I do get the impression that the methylation protocol, when discussed on this forum, often descends into pseudoscience.
This is not to say that methylation does not help some ME/CFS patients; however, no other protocol used by ME/CFS patients gets into this highly ornate Nth degree discussion on how, when a ME/CFS patient has found no benefit from methylation, there may be blockages or obstacles to it working.
When the methylation protocol does not help, it's not just a simple case of accepting that methylation was not useful for the patient; if it did not help, then there is this idea that if the patient could just make some cunning adjustments to their protocol, it would suddenly begin to work.
With other ME/CFS protocols or treatments (such oxymatrine, inosine, Valcyte, low-dose naltrexone), patients may try them, and if they are found not to work for them, that is that, and a patient will move on to another protocol to try out.
But not so with the methylation protocol.
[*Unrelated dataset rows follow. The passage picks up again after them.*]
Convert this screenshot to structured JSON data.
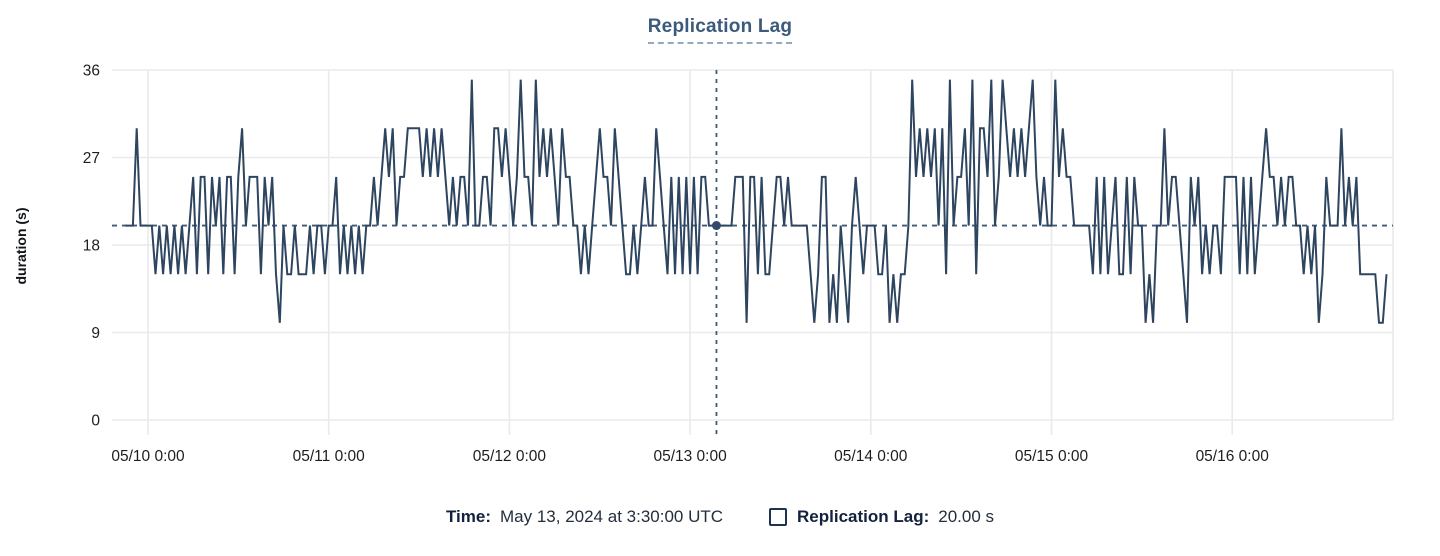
{
  "title": {
    "text": "Replication Lag"
  },
  "y_axis": {
    "label": "duration (s)",
    "ticks": [
      0,
      9,
      18,
      27,
      36
    ]
  },
  "x_axis": {
    "tick_hours": [
      0,
      24,
      48,
      72,
      96,
      120,
      144
    ],
    "tick_labels": [
      "05/10 0:00",
      "05/11 0:00",
      "05/12 0:00",
      "05/13 0:00",
      "05/14 0:00",
      "05/15 0:00",
      "05/16 0:00"
    ]
  },
  "tooltip": {
    "time_label": "Time:",
    "time_value": "May 13, 2024 at 3:30:00 UTC",
    "series_label": "Replication Lag:",
    "series_value": "20.00 s"
  },
  "colors": {
    "series_line": "#2e4560",
    "crosshair": "#3d5a78",
    "dot": "#32496b",
    "grid": "#e9eaec",
    "title": "#3c5a7c",
    "axis_text": "#1d1e20",
    "legend_label": "#13213d"
  },
  "chart_data": {
    "type": "line",
    "series_name": "Replication Lag",
    "unit": "s",
    "title": "Replication Lag",
    "ylabel": "duration (s)",
    "ylim": [
      0,
      36
    ],
    "yticks": [
      0,
      9,
      18,
      27,
      36
    ],
    "grid": true,
    "x_start_hours": -3,
    "x_step_hours": 0.5,
    "x_reference_label": "hours relative to 05/10 0:00",
    "crosshair": {
      "x_hours": 75.5,
      "value": 20
    },
    "values": [
      20,
      20,
      20,
      30,
      20,
      20,
      20,
      20,
      15,
      20,
      15,
      20,
      15,
      20,
      15,
      20,
      15,
      20,
      25,
      15,
      25,
      25,
      15,
      25,
      20,
      25,
      15,
      25,
      25,
      15,
      25,
      30,
      20,
      25,
      25,
      25,
      15,
      25,
      20,
      25,
      15,
      10,
      20,
      15,
      15,
      20,
      15,
      15,
      15,
      20,
      15,
      20,
      20,
      15,
      20,
      20,
      25,
      15,
      20,
      15,
      20,
      15,
      20,
      15,
      20,
      20,
      25,
      20,
      25,
      30,
      25,
      30,
      20,
      25,
      25,
      30,
      30,
      30,
      30,
      25,
      30,
      25,
      30,
      25,
      30,
      25,
      20,
      25,
      20,
      25,
      25,
      20,
      35,
      20,
      20,
      25,
      25,
      20,
      30,
      30,
      25,
      30,
      25,
      20,
      25,
      35,
      25,
      25,
      20,
      35,
      25,
      30,
      25,
      30,
      25,
      20,
      30,
      25,
      25,
      20,
      20,
      15,
      20,
      15,
      20,
      25,
      30,
      25,
      25,
      20,
      30,
      25,
      20,
      15,
      15,
      20,
      15,
      20,
      25,
      20,
      20,
      30,
      25,
      20,
      15,
      25,
      15,
      25,
      15,
      25,
      15,
      25,
      15,
      25,
      25,
      20,
      20,
      20,
      20,
      20,
      20,
      20,
      25,
      25,
      25,
      10,
      25,
      25,
      15,
      25,
      15,
      15,
      20,
      25,
      25,
      20,
      25,
      20,
      20,
      20,
      20,
      20,
      15,
      10,
      15,
      25,
      25,
      10,
      15,
      10,
      20,
      15,
      10,
      20,
      25,
      20,
      15,
      20,
      20,
      20,
      15,
      15,
      20,
      10,
      15,
      10,
      15,
      15,
      20,
      35,
      25,
      30,
      25,
      30,
      25,
      30,
      20,
      30,
      15,
      35,
      20,
      25,
      25,
      30,
      20,
      35,
      15,
      30,
      30,
      25,
      35,
      20,
      25,
      35,
      30,
      25,
      30,
      25,
      30,
      25,
      30,
      35,
      25,
      20,
      25,
      20,
      20,
      35,
      25,
      30,
      25,
      25,
      20,
      20,
      20,
      20,
      20,
      15,
      25,
      15,
      25,
      15,
      20,
      25,
      15,
      15,
      25,
      15,
      25,
      20,
      20,
      10,
      15,
      10,
      20,
      20,
      30,
      20,
      25,
      25,
      20,
      15,
      10,
      25,
      20,
      25,
      15,
      20,
      15,
      20,
      20,
      15,
      25,
      25,
      25,
      25,
      15,
      25,
      15,
      25,
      15,
      20,
      25,
      30,
      25,
      25,
      20,
      25,
      20,
      25,
      25,
      20,
      20,
      15,
      20,
      15,
      20,
      10,
      15,
      25,
      20,
      20,
      20,
      30,
      20,
      25,
      20,
      25,
      15,
      15,
      15,
      15,
      15,
      10,
      10,
      15
    ]
  }
}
If that does not work, patients then get involved in all this ornate speculation about methylation blockages or obstacles, which sound like very science-like, but I am not aware of any empirical evidence supporting the idea that methylation can be blocked by one of the "cogs" getting stuck in the machinery of methylation.
What's worse, although there is no empirical evidence for overcoming these blockages that I have come across — and not even any decent anecdotal evidence (I don't know anyone on this forum who has overcome these mythical blockages) — people on will often talk about all this Nth degree discussion on methylation blockages as if were fact.
When you present as a fact something that at best is highly speculative, that is pseudoscience.